Até as 15h15, os bombeiros seguiam por mais de 35 minutos se revezando com procedimentos de reanimação

Estado do RJ
Por ASCOM
27 de fevereiro de 2019 - 15h24

(Foto: O Globo)

Após mais de sete horas de um resgate dramático, morreu o maquinista retirado das ferragens de um dos dois trens que bateram às 6h55 desta quarta-feira (27), em São Cristóvão, Zona Norte do Rio. Os bombeiros tentaram procedimentos de reanimação por quase 40 minutos, mas o condutor Rodrigo Assunção não resistiu, segundo informações da corporação.

Rodrigo foi retirado por volta das 14h30 em uma maca, desacordado. Ainda na estação de trem, os bombeiros se revezaram por mais de 30 minutos com com massagens cardíacas e o uso de um desfibrilador. Mais de 20 homens participaram da operação.

Um helicóptero da corporação chegou a pousar na rua ao lado da Quinta da Boa Vista, que foi interditada. A aeronave, no entanto, deixou o local sem levar o maquinista.

Enquanto estava preso nas ferragens, ele foi mantido vivo respirando com auxílio de um balão de oxigênio e com transfusão de sangue e aplicação de soro. Ele estava lúcido e conversou com bombeiros.

Ao menos 12 agentes trabalharam na operação. Alguns usaram maçaricos e outras ferramentas para tentar liberar espaço retirando peças das ferragens. Os outros, com mangueiras, resfriavam o trem e evitaram um possível incêndio.

Além do maquinista, outras oito pessoas ficaram feridas no acidente. Sete delas foram levados para o Hospital Souza Aguiar e já receberam alta, e um foi para o Salgado Filho, no Méier, onde segue internado, com quadro estável.

O encanador Sandro Ricardo Moreira, morador de Duque de Caxias, estava indo para Cascadura e teve uma luxação no joelho esquerdo durante a colisão do trem. Sandro contou que a composição ficou parada por dez minutos antes do impacto.

O acidente
A colisão aconteceu entre um trem do ramal de Deodoro, que vinha da Central, e uma composição ainda não identificada que também saiu da Central. Um dos trens estava parado quando o outro bateu. O choque foi tão violento que a locomotiva de um dos trens se soltou do chassi e ficou esmagada.

Em nota, a concessionária informou que uma sindicância foi instaurada para apurar as causas do choque. A Agetransp (Agência Reguladora de Serviços Públicos Concedidos de Transportes Aquaviários, Ferroviários e Metroviários e de Rodovias do Estado do Rio de Janeiro) informou, em nota, que está investigando as circunstâncias do acidente.

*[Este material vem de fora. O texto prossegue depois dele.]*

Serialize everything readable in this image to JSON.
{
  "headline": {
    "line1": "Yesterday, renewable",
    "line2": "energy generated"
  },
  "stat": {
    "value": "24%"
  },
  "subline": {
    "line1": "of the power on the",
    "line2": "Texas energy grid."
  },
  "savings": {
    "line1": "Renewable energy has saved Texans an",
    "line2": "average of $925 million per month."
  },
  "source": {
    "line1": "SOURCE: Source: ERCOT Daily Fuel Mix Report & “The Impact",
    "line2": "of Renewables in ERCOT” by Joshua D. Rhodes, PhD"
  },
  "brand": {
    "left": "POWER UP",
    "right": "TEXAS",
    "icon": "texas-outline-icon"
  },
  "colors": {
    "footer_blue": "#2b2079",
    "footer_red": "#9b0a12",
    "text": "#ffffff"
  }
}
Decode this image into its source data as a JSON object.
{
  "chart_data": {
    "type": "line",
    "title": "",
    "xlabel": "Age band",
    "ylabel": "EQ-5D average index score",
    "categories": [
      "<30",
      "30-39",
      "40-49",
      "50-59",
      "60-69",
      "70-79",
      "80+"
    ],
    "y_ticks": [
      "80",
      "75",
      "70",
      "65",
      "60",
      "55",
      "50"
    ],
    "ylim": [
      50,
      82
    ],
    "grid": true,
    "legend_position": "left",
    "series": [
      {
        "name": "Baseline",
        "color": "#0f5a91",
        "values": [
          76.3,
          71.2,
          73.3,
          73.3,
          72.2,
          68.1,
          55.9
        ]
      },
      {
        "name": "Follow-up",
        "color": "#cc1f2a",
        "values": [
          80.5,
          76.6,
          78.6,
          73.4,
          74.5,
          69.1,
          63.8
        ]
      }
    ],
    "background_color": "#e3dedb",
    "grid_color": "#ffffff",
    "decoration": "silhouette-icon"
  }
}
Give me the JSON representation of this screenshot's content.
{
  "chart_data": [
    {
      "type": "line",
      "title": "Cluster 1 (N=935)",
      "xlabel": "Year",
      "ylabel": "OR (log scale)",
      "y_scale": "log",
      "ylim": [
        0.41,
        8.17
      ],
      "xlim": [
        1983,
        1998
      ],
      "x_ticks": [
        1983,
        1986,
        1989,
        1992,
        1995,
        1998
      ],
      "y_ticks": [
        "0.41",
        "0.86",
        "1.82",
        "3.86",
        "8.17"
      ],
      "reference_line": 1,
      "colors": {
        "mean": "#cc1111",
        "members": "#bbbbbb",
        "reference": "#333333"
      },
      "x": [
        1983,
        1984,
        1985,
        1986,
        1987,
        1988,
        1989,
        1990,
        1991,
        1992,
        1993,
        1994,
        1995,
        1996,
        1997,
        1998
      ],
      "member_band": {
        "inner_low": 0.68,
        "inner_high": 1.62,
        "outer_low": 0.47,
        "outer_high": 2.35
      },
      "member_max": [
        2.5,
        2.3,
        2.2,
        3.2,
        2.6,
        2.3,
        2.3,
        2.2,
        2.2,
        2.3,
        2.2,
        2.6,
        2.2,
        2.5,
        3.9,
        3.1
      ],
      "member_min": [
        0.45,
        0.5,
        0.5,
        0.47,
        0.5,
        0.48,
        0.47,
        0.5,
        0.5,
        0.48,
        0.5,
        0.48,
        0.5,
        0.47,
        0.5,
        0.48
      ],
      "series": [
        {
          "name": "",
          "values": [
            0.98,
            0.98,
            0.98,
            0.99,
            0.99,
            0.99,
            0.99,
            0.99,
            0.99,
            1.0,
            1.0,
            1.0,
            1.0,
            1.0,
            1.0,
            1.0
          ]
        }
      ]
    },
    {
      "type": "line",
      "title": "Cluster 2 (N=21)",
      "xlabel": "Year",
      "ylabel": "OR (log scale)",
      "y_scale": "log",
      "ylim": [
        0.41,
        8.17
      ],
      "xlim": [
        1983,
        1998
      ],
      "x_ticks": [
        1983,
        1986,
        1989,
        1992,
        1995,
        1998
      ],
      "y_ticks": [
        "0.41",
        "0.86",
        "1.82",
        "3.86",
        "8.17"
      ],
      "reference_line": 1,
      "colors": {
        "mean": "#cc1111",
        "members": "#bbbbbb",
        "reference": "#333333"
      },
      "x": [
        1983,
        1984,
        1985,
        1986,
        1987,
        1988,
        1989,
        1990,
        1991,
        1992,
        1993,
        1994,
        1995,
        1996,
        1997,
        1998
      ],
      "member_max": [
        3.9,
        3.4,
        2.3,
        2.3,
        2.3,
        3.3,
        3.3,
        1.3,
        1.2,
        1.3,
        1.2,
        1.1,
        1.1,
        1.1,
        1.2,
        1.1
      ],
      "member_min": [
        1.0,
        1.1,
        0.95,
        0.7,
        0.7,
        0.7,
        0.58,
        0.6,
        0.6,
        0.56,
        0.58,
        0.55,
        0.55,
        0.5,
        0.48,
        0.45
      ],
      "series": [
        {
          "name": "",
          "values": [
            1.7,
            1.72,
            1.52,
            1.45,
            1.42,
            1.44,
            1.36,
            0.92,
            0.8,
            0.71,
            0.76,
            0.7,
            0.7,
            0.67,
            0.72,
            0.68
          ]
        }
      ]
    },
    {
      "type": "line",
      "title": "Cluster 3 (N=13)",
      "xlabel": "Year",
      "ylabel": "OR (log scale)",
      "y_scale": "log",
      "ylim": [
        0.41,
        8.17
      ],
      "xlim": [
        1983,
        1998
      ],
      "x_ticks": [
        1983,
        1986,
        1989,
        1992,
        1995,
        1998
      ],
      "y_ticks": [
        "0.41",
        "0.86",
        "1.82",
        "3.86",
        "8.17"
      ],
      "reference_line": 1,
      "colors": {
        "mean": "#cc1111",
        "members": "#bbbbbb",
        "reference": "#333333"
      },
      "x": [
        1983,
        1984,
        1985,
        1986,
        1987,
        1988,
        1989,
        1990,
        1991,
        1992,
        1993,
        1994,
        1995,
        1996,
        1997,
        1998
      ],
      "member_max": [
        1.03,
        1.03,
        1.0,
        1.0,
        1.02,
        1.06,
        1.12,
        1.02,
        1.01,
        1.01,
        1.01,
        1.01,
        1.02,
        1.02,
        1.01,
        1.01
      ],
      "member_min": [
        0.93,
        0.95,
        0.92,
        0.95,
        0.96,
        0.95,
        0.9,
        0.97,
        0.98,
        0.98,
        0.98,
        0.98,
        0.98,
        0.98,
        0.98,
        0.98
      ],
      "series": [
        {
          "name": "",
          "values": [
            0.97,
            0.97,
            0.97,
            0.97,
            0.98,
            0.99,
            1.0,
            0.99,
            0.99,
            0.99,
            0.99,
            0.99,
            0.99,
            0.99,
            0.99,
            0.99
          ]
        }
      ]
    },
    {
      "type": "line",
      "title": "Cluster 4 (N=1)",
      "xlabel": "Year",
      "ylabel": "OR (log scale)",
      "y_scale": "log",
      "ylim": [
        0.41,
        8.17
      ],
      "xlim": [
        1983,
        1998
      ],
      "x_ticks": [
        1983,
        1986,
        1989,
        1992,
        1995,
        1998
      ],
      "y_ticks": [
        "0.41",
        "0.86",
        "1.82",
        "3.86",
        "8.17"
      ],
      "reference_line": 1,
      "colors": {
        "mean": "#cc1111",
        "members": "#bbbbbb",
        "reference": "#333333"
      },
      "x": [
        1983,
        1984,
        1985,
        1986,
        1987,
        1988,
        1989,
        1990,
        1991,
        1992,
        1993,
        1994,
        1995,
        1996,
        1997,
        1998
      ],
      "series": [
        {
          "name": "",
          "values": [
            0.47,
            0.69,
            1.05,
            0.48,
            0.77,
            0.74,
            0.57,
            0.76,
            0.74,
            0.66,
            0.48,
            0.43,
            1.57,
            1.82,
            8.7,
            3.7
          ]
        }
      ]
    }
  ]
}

“Equipes técnicas foram enviadas à estação para fazer o levantando do local do acidente. Além das causas da colisão, também serão objeto de análise pela agência reguladora a adequação do atendimento prestado aos usuários pela concessionária SuperVia e dos procedimentos adotados para o restabelecimento da normalidade na operação comercial dos trens. A concessionária poderá ser multada”, diz a nota.